Temps 1 : Temps corrosif D’abord, c’est une façade à l’aspect industriel offerte aux vents et aux intempéries… Ce sont des lames d’acier Corten comme un rideau de matière qui laisse des ouvertures sur le paysage urbain alentour. Ce matériau agile et noble, ici exposé en rythme, se montre déjà corrodé et se forge une seconde peau oxydée, une peau de rouille telle une protection du temps. Il rend visible selon l’expression et l’œuvre monumentale de Richard Serra, pensée pour le musée Guggenheim de Bilbao, la « matière du temps ». La couleur rouille sur l’acier froid crée un revêtement sensible et chaud, et démontre, en suggérant les ruines urbaines, la puissance du temps corrosif.
Temps 2 : Temps gravé Mon projet « Mémoire des matières » est de proposer une installation in situ sur des lames d’acier en gravant des signes, des pictogrammes pris sur les codes de la route, langage international, espéranto du voyage. L’idée première est de marquer à l’aide de plusieurs sceaux l’identité de ce lieu. Ces signes gravés altèrent la matière et s’inscrivent en creux dans l’acier, comme pour créer des signes de mémoire dans le matériau même. Le temps oxyde. Ces pictogrammes agissent comme un langage archéologique, des traces telles une seconde peau signifiante. L’acier est volontairement oxydé mettant en scène le passage du temps avant même son exploitation. Les gravures opèrent de même en proposant un revêtement de signes faisant écho à l’identité de l’école mais vécues et vues comme des archives du temps, des pictographes d’un jadis.
« Neuropathia »
Je lance un dispositif d’explorations qui enregistre différents flux liés aux déambulations urbaines en organisant les parcours de trois femmes dans un quartier populaire de Paris. Ce quartier délimite un espace triangulaire qui renvoie à la forme synthétique des chaussures à talons tel un écho à la marche, à l’exploration, à la flânerie. Chaque parcours associé à une couleur (rouge, vert, bleu) capte un flux sensoriel (rythme, température, accélération), et des phénomènes de la ville qui vont être retravaillés pour devenir des impressions artistiques à travers l’art vidéo, les graphiques numériques et le son.
Je travaille depuis longtemps dans la plupart de mes installations sur la relation du corps et de la ville, des flux corporels et des textures urbaines. Pour moi, le corps est une architecture en mouvement, un espace de captation des contextes. Et je tente de restituer ses multiples entrées sensorielles dans chacune de mes œuvres.

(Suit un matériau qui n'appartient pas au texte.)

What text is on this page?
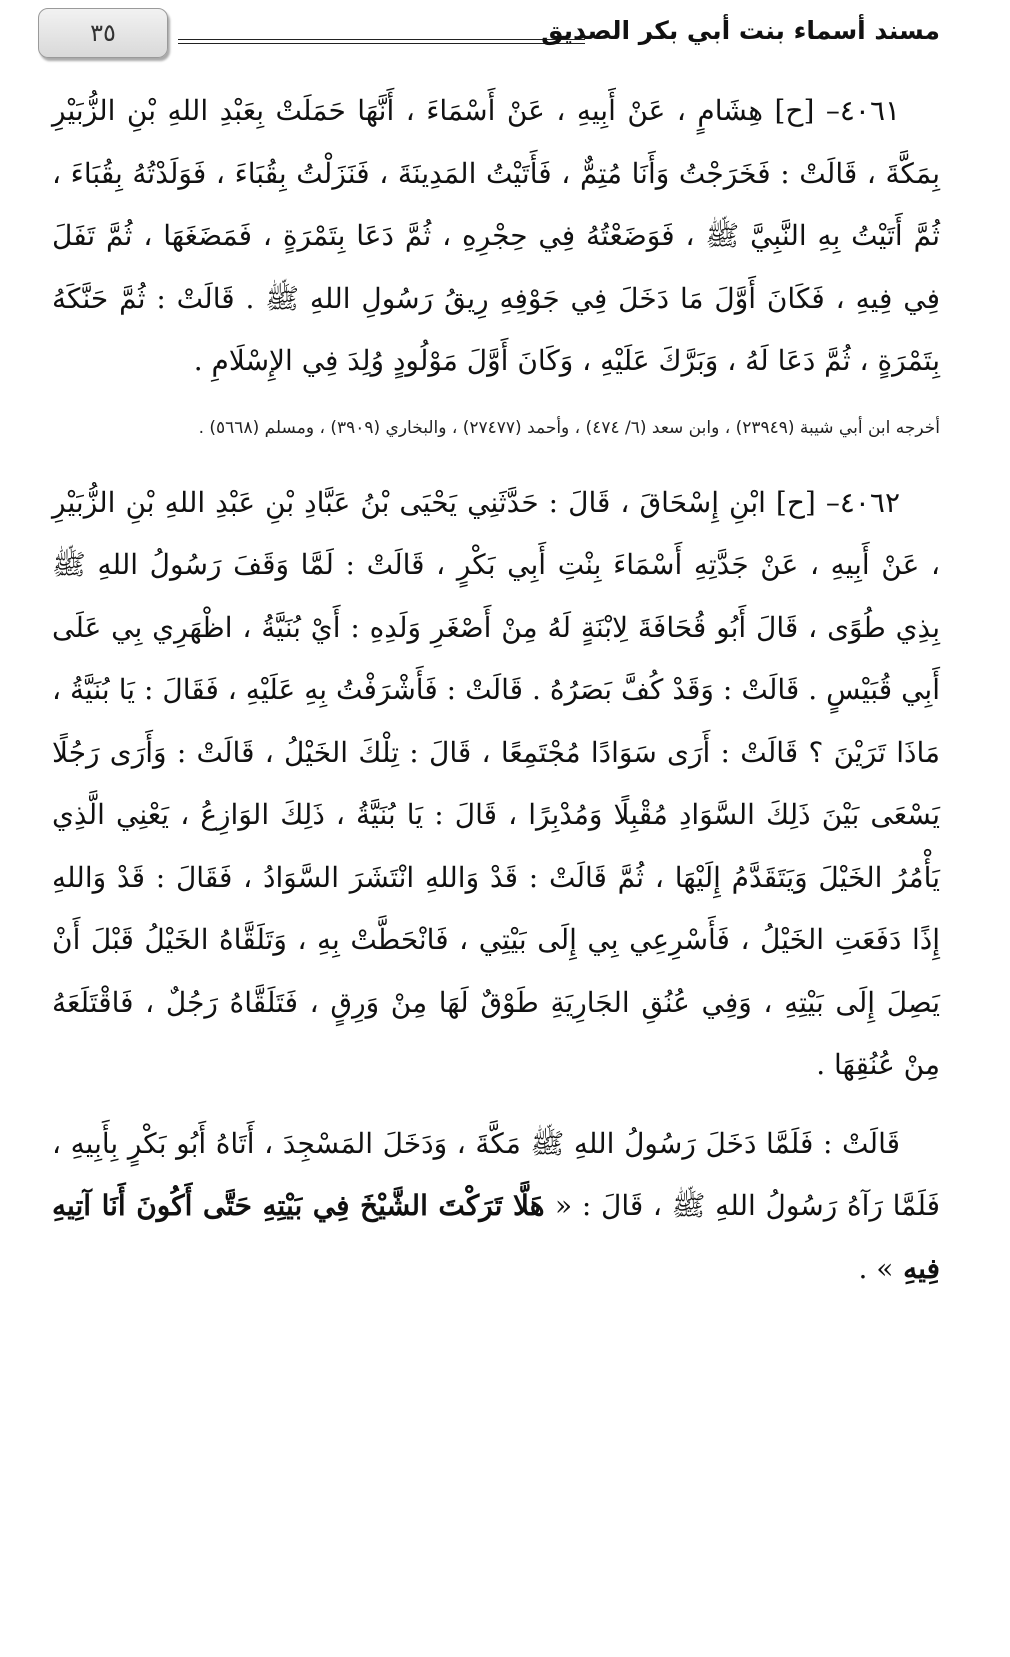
٣٥	مسند أسماء بنت أبي بكر الصديق

٤٠٦١– [ح] هِشَامٍ ، عَنْ أَبِيهِ ، عَنْ أَسْمَاءَ ، أَنَّهَا حَمَلَتْ بِعَبْدِ اللهِ بْنِ الزُّبَيْرِ بِمَكَّةَ ، قَالَتْ : فَخَرَجْتُ وَأَنَا مُتِمٌّ ، فَأَتَيْتُ المَدِينَةَ ، فَنَزَلْتُ بِقُبَاءَ ، فَوَلَدْتُهُ بِقُبَاءَ ، ثُمَّ أَتَيْتُ بِهِ النَّبِيَّ ﷺ ، فَوَضَعْتُهُ فِي حِجْرِهِ ، ثُمَّ دَعَا بِتَمْرَةٍ ، فَمَضَغَهَا ، ثُمَّ تَفَلَ فِي فِيهِ ، فَكَانَ أَوَّلَ مَا دَخَلَ فِي جَوْفِهِ رِيقُ رَسُولِ اللهِ ﷺ . قَالَتْ : ثُمَّ حَنَّكَهُ بِتَمْرَةٍ ، ثُمَّ دَعَا لَهُ ، وَبَرَّكَ عَلَيْهِ ، وَكَانَ أَوَّلَ مَوْلُودٍ وُلِدَ فِي الإِسْلَامِ .

أخرجه ابن أبي شيبة (٢٣٩٤٩) ، وابن سعد (٦/ ٤٧٤) ، وأحمد (٢٧٤٧٧) ، والبخاري (٣٩٠٩) ، ومسلم (٥٦٦٨) .

٤٠٦٢– [ح] ابْنِ إِسْحَاقَ ، قَالَ : حَدَّثَنِي يَحْيَى بْنُ عَبَّادِ بْنِ عَبْدِ اللهِ بْنِ الزُّبَيْرِ ، عَنْ أَبِيهِ ، عَنْ جَدَّتِهِ أَسْمَاءَ بِنْتِ أَبِي بَكْرٍ ، قَالَتْ : لَمَّا وَقَفَ رَسُولُ اللهِ ﷺ بِذِي طُوًى ، قَالَ أَبُو قُحَافَةَ لِابْنَةٍ لَهُ مِنْ أَصْغَرِ وَلَدِهِ : أَيْ بُنَيَّةُ ، اظْهَرِي بِي عَلَى أَبِي قُبَيْسٍ . قَالَتْ : وَقَدْ كُفَّ بَصَرُهُ . قَالَتْ : فَأَشْرَفْتُ بِهِ عَلَيْهِ ، فَقَالَ : يَا بُنَيَّةُ ، مَاذَا تَرَيْنَ ؟ قَالَتْ : أَرَى سَوَادًا مُجْتَمِعًا ، قَالَ : تِلْكَ الخَيْلُ ، قَالَتْ : وَأَرَى رَجُلًا يَسْعَى بَيْنَ ذَلِكَ السَّوَادِ مُقْبِلًا وَمُدْبِرًا ، قَالَ : يَا بُنَيَّةُ ، ذَلِكَ الوَازِعُ ، يَعْنِي الَّذِي يَأْمُرُ الخَيْلَ وَيَتَقَدَّمُ إِلَيْهَا ، ثُمَّ قَالَتْ : قَدْ وَاللهِ انْتَشَرَ السَّوَادُ ، فَقَالَ : قَدْ وَاللهِ إِذًا دَفَعَتِ الخَيْلُ ، فَأَسْرِعِي بِي إِلَى بَيْتِي ، فَانْحَطَّتْ بِهِ ، وَتَلَقَّاهُ الخَيْلُ قَبْلَ أَنْ يَصِلَ إِلَى بَيْتِهِ ، وَفِي عُنُقِ الجَارِيَةِ طَوْقٌ لَهَا مِنْ وَرِقٍ ، فَتَلَقَّاهُ رَجُلٌ ، فَاقْتَلَعَهُ مِنْ عُنُقِهَا .

قَالَتْ : فَلَمَّا دَخَلَ رَسُولُ اللهِ ﷺ مَكَّةَ ، وَدَخَلَ المَسْجِدَ ، أَتَاهُ أَبُو بَكْرٍ بِأَبِيهِ ، فَلَمَّا رَآهُ رَسُولُ اللهِ ﷺ ، قَالَ : « هَلَّا تَرَكْتَ الشَّيْخَ فِي بَيْتِهِ حَتَّى أَكُونَ أَنَا آتِيهِ فِيهِ » .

Le dispositif que j’ai mis en place pour Urban Explorations est un test presque scientifique à partir de capteurs électroniques cachés dans des talons de chaussures féminines. Les données obtenues par cet outil vont permettre la formation de graphique , de capter le flux des déplacements dans les villes, le système nerveux des artères urbaines. Derrière l’outil, il y a l’enregistrement de données scientifiques liées à la marche mais également une tentative de fixer la poésie de la marche urbaine, de l’exploration hasardeuse des villes.